Niente referendum abrogativi nel 2026: perché le firme online non bastano

Nessuna delle 21 proposte presentate quest’anno ha raggiunto le 500 mila sottoscrizioni necessarie 
ANSA/TINO ROMANO
ANSA/TINO ROMANO
Nel 2026 non si terrà alcun referendum abrogativo in Italia: nessuna delle 21 proposte presentate nei mesi scorsi è infatti riuscita a raccogliere le 500 mila firme necessarie, nonostante da alcuni anni sia possibile sostenerle anche online, con lo SPID o la carta d’identità elettronica. Salvo sorprese, sarà organizzato invece il referendum costituzionale sulla riforma della separazione delle carriere dei magistrati, che deve ricevere il via libera definitivo del Senato. 

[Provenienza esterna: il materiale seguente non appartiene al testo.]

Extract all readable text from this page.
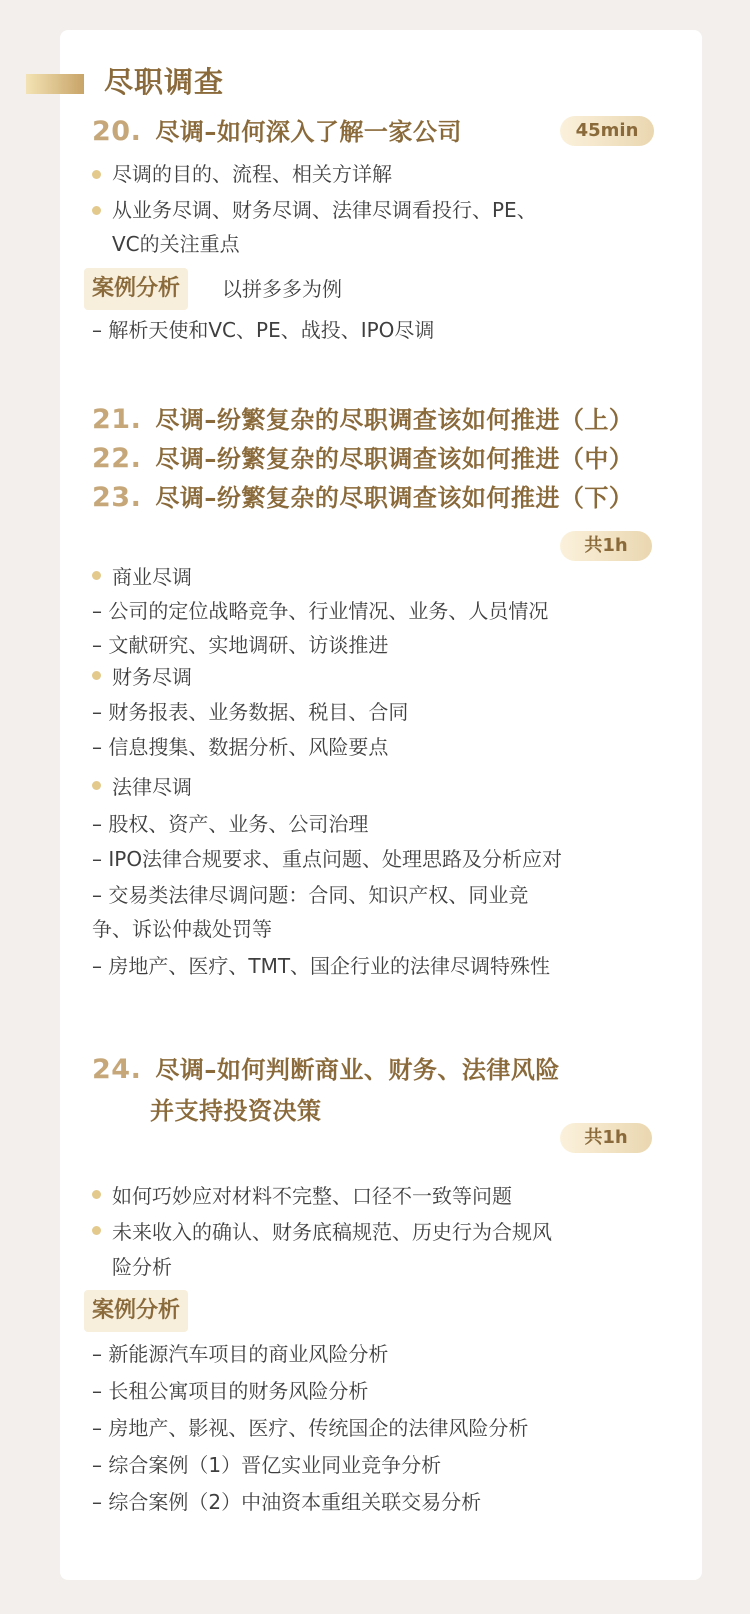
尽职调查
20. 尽调–如何深入了解一家公司	45min
尽调的目的、流程、相关方详解
从业务尽调、财务尽调、法律尽调看投行、PE、
VC的关注重点
案例分析	以拼多多为例
– 解析天使和VC、PE、战投、IPO尽调
21. 尽调–纷繁复杂的尽职调查该如何推进（上）
22. 尽调–纷繁复杂的尽职调查该如何推进（中）
23. 尽调–纷繁复杂的尽职调查该如何推进（下）
共1h
商业尽调
– 公司的定位战略竞争、行业情况、业务、人员情况
– 文献研究、实地调研、访谈推进
财务尽调
– 财务报表、业务数据、税目、合同
– 信息搜集、数据分析、风险要点
法律尽调
– 股权、资产、业务、公司治理
– IPO法律合规要求、重点问题、处理思路及分析应对
– 交易类法律尽调问题：合同、知识产权、同业竞
争、诉讼仲裁处罚等
– 房地产、医疗、TMT、国企行业的法律尽调特殊性
24. 尽调–如何判断商业、财务、法律风险
并支持投资决策
共1h
如何巧妙应对材料不完整、口径不一致等问题
未来收入的确认、财务底稿规范、历史行为合规风
险分析
案例分析
– 新能源汽车项目的商业风险分析
– 长租公寓项目的财务风险分析
– 房地产、影视、医疗、传统国企的法律风险分析
– 综合案例（1）晋亿实业同业竞争分析
– 综合案例（2）中油资本重组关联交易分析
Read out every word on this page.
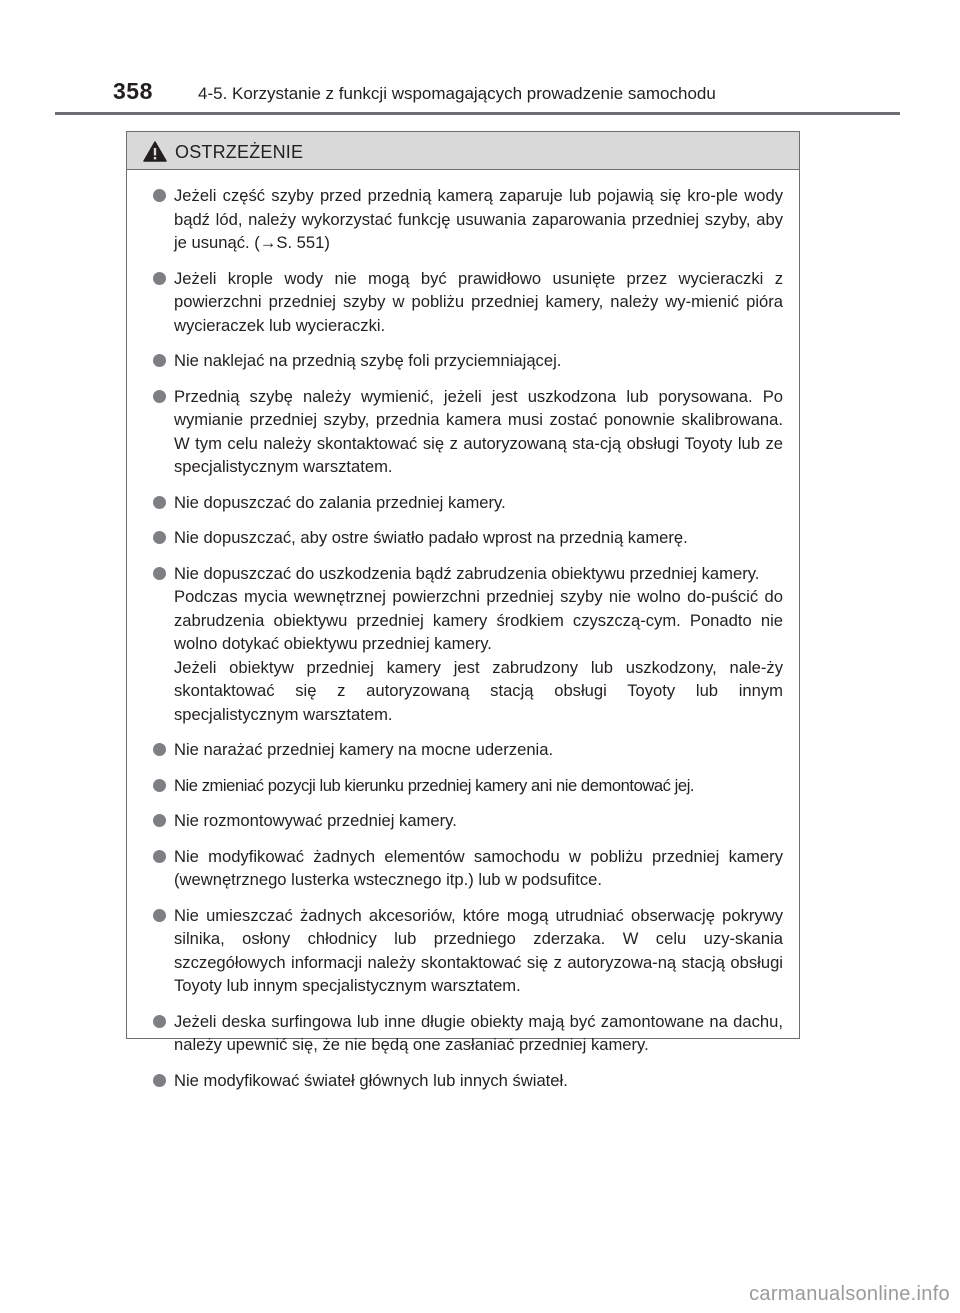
358	4-5. Korzystanie z funkcji wspomagających prowadzenie samochodu
OSTRZEŻENIE
Jeżeli część szyby przed przednią kamerą zaparuje lub pojawią się kro-ple wody bądź lód, należy wykorzystać funkcję usuwania zaparowania przedniej szyby, aby je usunąć. (→S. 551)
Jeżeli krople wody nie mogą być prawidłowo usunięte przez wycieraczki z powierzchni przedniej szyby w pobliżu przedniej kamery, należy wy-mienić pióra wycieraczek lub wycieraczki.
Nie naklejać na przednią szybę foli przyciemniającej.
Przednią szybę należy wymienić, jeżeli jest uszkodzona lub porysowana. Po wymianie przedniej szyby, przednia kamera musi zostać ponownie skalibrowana. W tym celu należy skontaktować się z autoryzowaną sta-cją obsługi Toyoty lub ze specjalistycznym warsztatem.
Nie dopuszczać do zalania przedniej kamery.
Nie dopuszczać, aby ostre światło padało wprost na przednią kamerę.
Nie dopuszczać do uszkodzenia bądź zabrudzenia obiektywu przedniej kamery.
Podczas mycia wewnętrznej powierzchni przedniej szyby nie wolno do-puścić do zabrudzenia obiektywu przedniej kamery środkiem czyszczą-cym. Ponadto nie wolno dotykać obiektywu przedniej kamery.
Jeżeli obiektyw przedniej kamery jest zabrudzony lub uszkodzony, nale-ży skontaktować się z autoryzowaną stacją obsługi Toyoty lub innym specjalistycznym warsztatem.
Nie narażać przedniej kamery na mocne uderzenia.
Nie zmieniać pozycji lub kierunku przedniej kamery ani nie demontować jej.
Nie rozmontowywać przedniej kamery.
Nie modyfikować żadnych elementów samochodu w pobliżu przedniej kamery (wewnętrznego lusterka wstecznego itp.) lub w podsufitce.
Nie umieszczać żadnych akcesoriów, które mogą utrudniać obserwację pokrywy silnika, osłony chłodnicy lub przedniego zderzaka. W celu uzy-skania szczegółowych informacji należy skontaktować się z autoryzowa-ną stacją obsługi Toyoty lub innym specjalistycznym warsztatem.
Jeżeli deska surfingowa lub inne długie obiekty mają być zamontowane na dachu, należy upewnić się, że nie będą one zasłaniać przedniej kamery.
Nie modyfikować świateł głównych lub innych świateł.
carmanualsonline.info
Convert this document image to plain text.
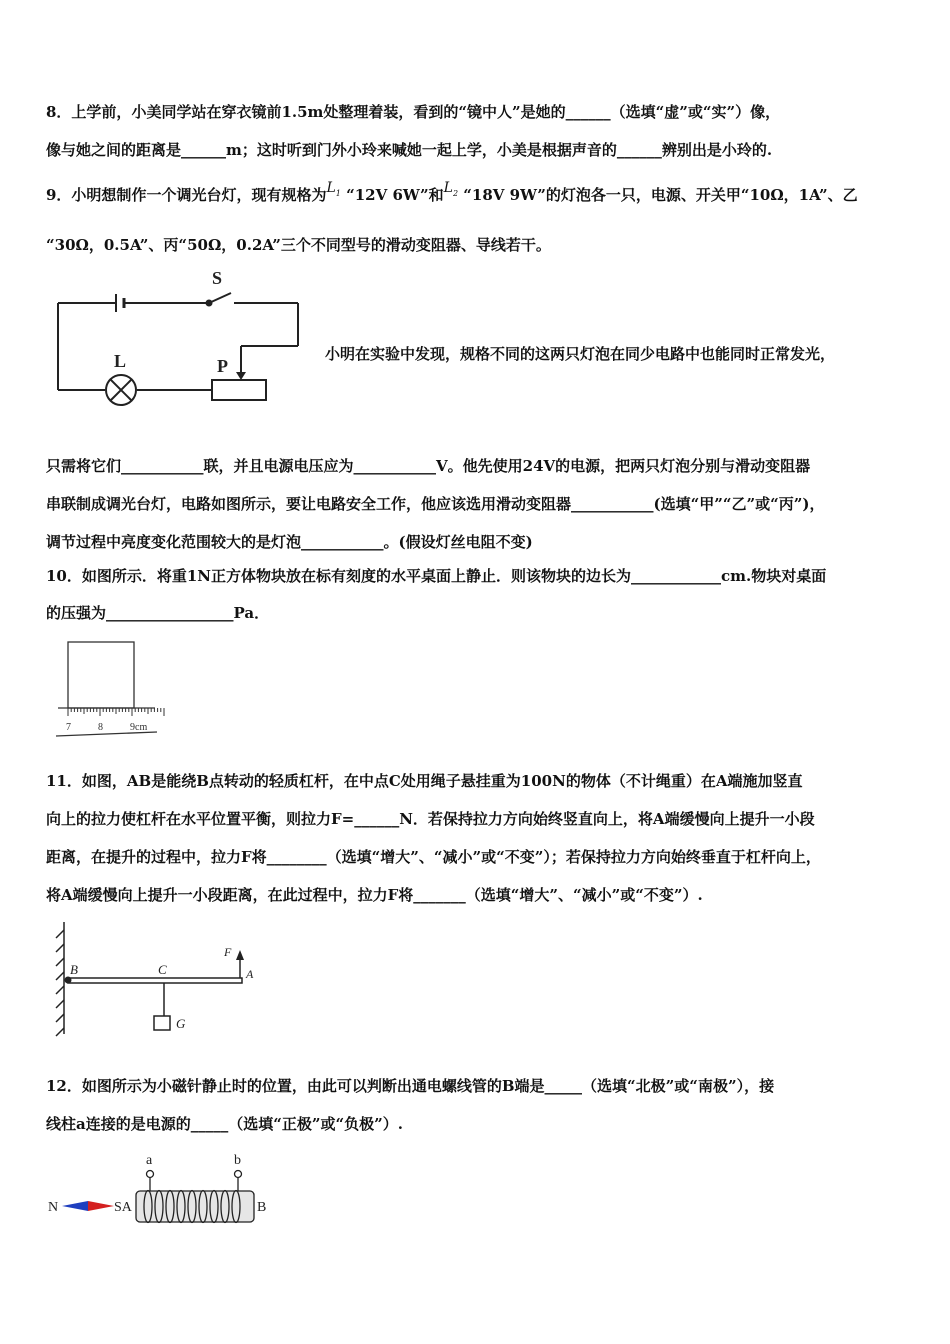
8．上学前，小美同学站在穿衣镜前1.5m处整理着装，看到的“镜中人”是她的______（选填“虚”或“实”）像，
像与她之间的距离是______m；这时听到门外小玲来喊她一起上学，小美是根据声音的______辨别出是小玲的.
9．小明想制作一个调光台灯，现有规格为$L_1$ “12V 6W”和$L_2$ “18V 9W”的灯泡各一只，电源、开关甲“10Ω，1A”、乙
“30Ω，0.5A”、丙“50Ω，0.2A”三个不同型号的滑动变阻器、导线若干。
S
L	P
小明在实验中发现，规格不同的这两只灯泡在同少电路中也能同时正常发光，
只需将它们___________联，并且电源电压应为___________V。他先使用24V的电源，把两只灯泡分别与滑动变阻器
串联制成调光台灯，电路如图所示，要让电路安全工作，他应该选用滑动变阻器___________(选填“甲”“乙”或“丙”)，
调节过程中亮度变化范围较大的是灯泡___________。(假设灯丝电阻不变)
10．如图所示．将重1N正方体物块放在标有刻度的水平桌面上静止．则该物块的边长为____________cm.物块对桌面
的压强为_________________Pa．
7	8	9cm
11．如图，AB是能绕B点转动的轻质杠杆，在中点C处用绳子悬挂重为100N的物体（不计绳重）在A端施加竖直
向上的拉力使杠杆在水平位置平衡，则拉力F=______N．若保持拉力方向始终竖直向上，将A端缓慢向上提升一小段
距离，在提升的过程中，拉力F将________（选填“增大”、“减小”或“不变”）；若保持拉力方向始终垂直于杠杆向上，
将A端缓慢向上提升一小段距离，在此过程中，拉力F将_______（选填“增大”、“减小”或“不变”）.
B	C
F
A
G
12．如图所示为小磁针静止时的位置，由此可以判断出通电螺线管的B端是_____（选填“北极”或“南极”），接
线柱a连接的是电源的_____（选填“正极”或“负极”）.
N	SA
a	b
B
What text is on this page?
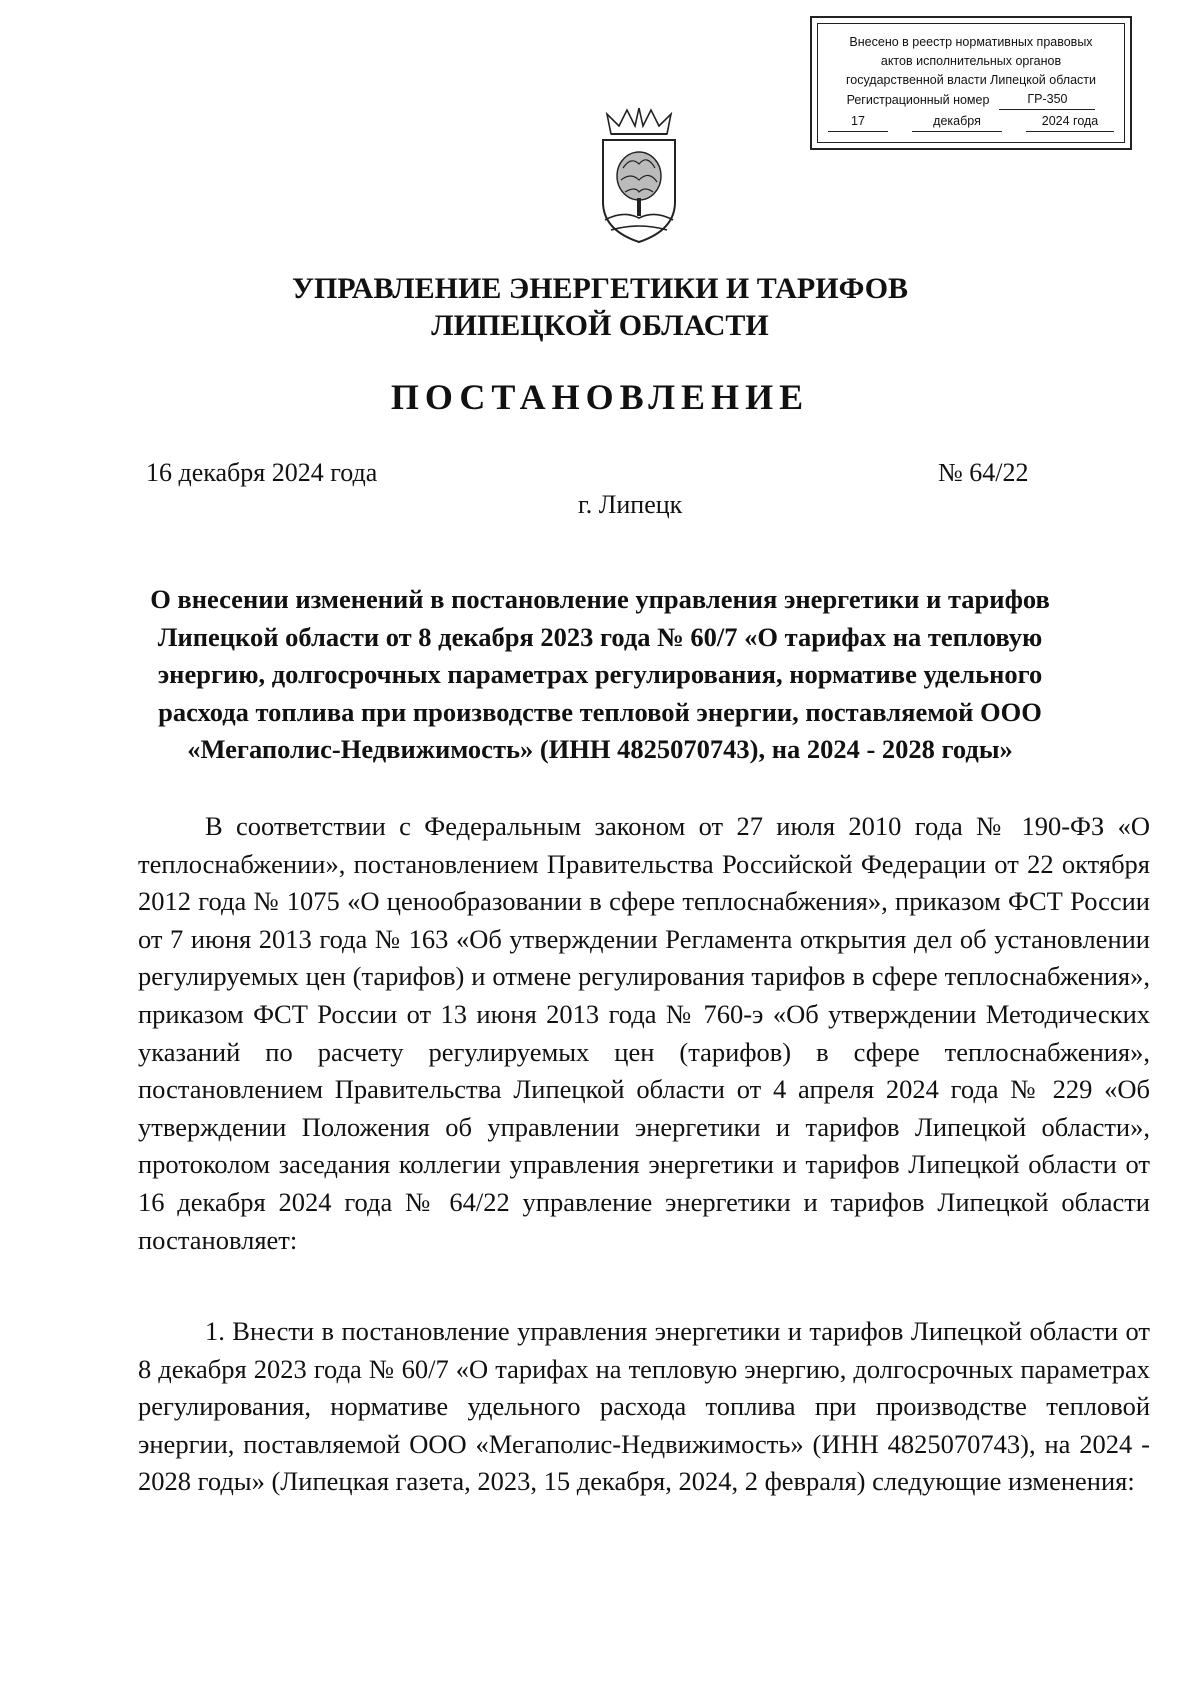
Внесено в реестр нормативных правовых
актов исполнительных органов
государственной власти Липецкой области
Регистрационный номер	ГР-350
17	декабря	2024 года
УПРАВЛЕНИЕ ЭНЕРГЕТИКИ И ТАРИФОВ
ЛИПЕЦКОЙ ОБЛАСТИ
ПОСТАНОВЛЕНИЕ
16 декабря 2024 года	№ 64/22
г. Липецк
О внесении изменений в постановление управления энергетики и тарифов Липецкой области от 8 декабря 2023 года № 60/7 «О тарифах на тепловую энергию, долгосрочных параметрах регулирования, нормативе удельного расхода топлива при производстве тепловой энергии, поставляемой ООО «Мегаполис-Недвижимость» (ИНН 4825070743), на 2024 - 2028 годы»

В соответствии с Федеральным законом от 27 июля 2010 года № 190-ФЗ «О теплоснабжении», постановлением Правительства Российской Федерации от 22 октября 2012 года № 1075 «О ценообразовании в сфере теплоснабжения», приказом ФСТ России от 7 июня 2013 года № 163 «Об утверждении Регламента открытия дел об установлении регулируемых цен (тарифов) и отмене регулирования тарифов в сфере теплоснабжения», приказом ФСТ России от 13 июня 2013 года № 760-э «Об утверждении Методических указаний по расчету регулируемых цен (тарифов) в сфере теплоснабжения», постановлением Правительства Липецкой области от 4 апреля 2024 года № 229 «Об утверждении Положения об управлении энергетики и тарифов Липецкой области», протоколом заседания коллегии управления энергетики и тарифов Липецкой области от 16 декабря 2024 года № 64/22 управление энергетики и тарифов Липецкой области постановляет:

1. Внести в постановление управления энергетики и тарифов Липецкой области от 8 декабря 2023 года № 60/7 «О тарифах на тепловую энергию, долгосрочных параметрах регулирования, нормативе удельного расхода топлива при производстве тепловой энергии, поставляемой ООО «Мегаполис-Недвижимость» (ИНН 4825070743), на 2024 - 2028 годы» (Липецкая газета, 2023, 15 декабря, 2024, 2 февраля) следующие изменения:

Questo risultato smentisce, almeno in parte, chi sostiene che ormai sia diventato troppo facile organizzare un referendum abrogativo, un’accusa tornata di attualità dopo il voto di giugno, quando cinque quesiti – quattro sul lavoro e uno sulla cittadinanza – erano arrivati alle urne ma con un’affluenza molto bassa, pari al 29,9 per cento. In quell’occasione, nessuno dei referendum ha superato il quorum del 50 per cento più uno degli aventi diritto, a conferma di quanto sia difficile non solo promuovere, ma anche rendere effettiva la partecipazione dei cittadini.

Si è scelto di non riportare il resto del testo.